2. The method for measuring the contents of the components in the Jingyaokang capsule according to claim 1, wherein the solvent is methanol.

3. The method for measuring the contents of the multiple components in the Jingyaokang capsule according to claim 1, wherein in step S1, the control substances of strychnine, α -yubaine, periplocin, 11-carbonyl- β -boswellic acid, zedoary bicyclenone, hydroxysafflor yellow A, naringin, tetrandrine, fangchinoline and β -ecdysterone are precisely weighed, placed in a same 25mL measuring flask, diluted to scale with 70% methanol, and shaken to obtain the mixed control solution of the 10 components with the mass concentrations of 85.6 μ g/mL, 339.4 μ g/mL, 56.3 μ g/mL, 285.2 μ g/mL, 48.9 μ g/mL, 73.6 μ g/mL, 24.8 μ g/mL, 36.2 μ g/mL, 59.3 μ g/mL and 285.6 μ g/mL.

4. The method for measuring the contents of the multiple components in the Jingyaokang capsule according to claim 1, wherein in step S2, 0.5g of the contents of the Jingyaokang capsule is precisely weighed, 70% methanol is added to the capsule to achieve a constant volume of 50mL, the capsule is sealed and weighed, ultrasonic treatment is carried out for 10min, the capsule is weighed again, the mass loss is compensated by 70% methanol, the capsule is shaken up and filtered, and a subsequent filtrate is taken, so that a test solution is obtained.

5. The method for measuring the contents of the components in the Jingyaokang capsule according to claim 4, wherein the ultrasonic treatment power is 200W, and the frequency is 50 kHz.

6. The method for measuring the contents of the components in the Jingyaokang capsule according to claim 1, wherein in the gradient elution process:

the volume fraction of the mobile phase A is changed from 10% to 25% in 0-25 min;

changing the volume fraction of the mobile phase A from 25% to 65% in 25-45 min;

and (4) changing the volume fraction of the mobile phase A from 65% to 85% in 45-60 min.

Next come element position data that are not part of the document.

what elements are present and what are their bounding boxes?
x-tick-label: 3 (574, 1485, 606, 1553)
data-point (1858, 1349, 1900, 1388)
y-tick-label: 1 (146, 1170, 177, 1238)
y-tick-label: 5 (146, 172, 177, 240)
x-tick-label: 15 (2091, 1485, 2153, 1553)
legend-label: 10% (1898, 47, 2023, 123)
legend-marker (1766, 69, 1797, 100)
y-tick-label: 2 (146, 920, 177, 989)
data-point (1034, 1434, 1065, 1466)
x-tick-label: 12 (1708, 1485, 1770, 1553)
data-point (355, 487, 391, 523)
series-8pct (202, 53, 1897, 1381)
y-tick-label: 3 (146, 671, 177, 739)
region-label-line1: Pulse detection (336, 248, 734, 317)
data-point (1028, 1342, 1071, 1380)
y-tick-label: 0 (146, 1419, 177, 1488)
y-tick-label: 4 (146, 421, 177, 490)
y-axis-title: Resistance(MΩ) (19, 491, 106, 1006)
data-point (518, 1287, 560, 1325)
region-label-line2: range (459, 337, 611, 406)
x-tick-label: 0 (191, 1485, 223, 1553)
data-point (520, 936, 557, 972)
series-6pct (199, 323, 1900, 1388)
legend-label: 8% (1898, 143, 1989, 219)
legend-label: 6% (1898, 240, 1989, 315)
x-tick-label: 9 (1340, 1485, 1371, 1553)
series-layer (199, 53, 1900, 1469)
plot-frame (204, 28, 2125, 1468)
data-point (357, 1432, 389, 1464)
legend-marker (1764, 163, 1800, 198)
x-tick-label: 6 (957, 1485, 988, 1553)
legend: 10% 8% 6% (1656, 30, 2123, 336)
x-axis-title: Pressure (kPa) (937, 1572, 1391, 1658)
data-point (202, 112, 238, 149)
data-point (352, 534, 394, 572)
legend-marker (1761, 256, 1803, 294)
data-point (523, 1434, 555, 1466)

7. The method for measuring the contents of the components in the Jingyaokang capsule according to claim 1, wherein in step S3, the detection wavelengths are as follows: detection wavelength: 403nm in 0-12 min; 275nm in 12-18 min; 230nm for 18-45 min; 282nm in 45-60 min.

8. The method for measuring the contents of the components in the Jingyaokang capsule according to claim 1, wherein in step S3, the detection conditions include: the chromatographic column is Kromasil C18; performing gradient elution by using acetonitrile-methanol aqueous solution with the volume ratio of 2: 1 as a mobile phase A and glacial acetic acid solution with the volume fraction of 0.05% as a mobile phase B, wherein the flow rate of the mobile phase is 1.0 mL/min; the column temperature was 25 ℃.

9. The method for measuring the contents of the components in the Jingyaokang capsule according to claim 1, wherein the sample size is 10 μ L in step S3.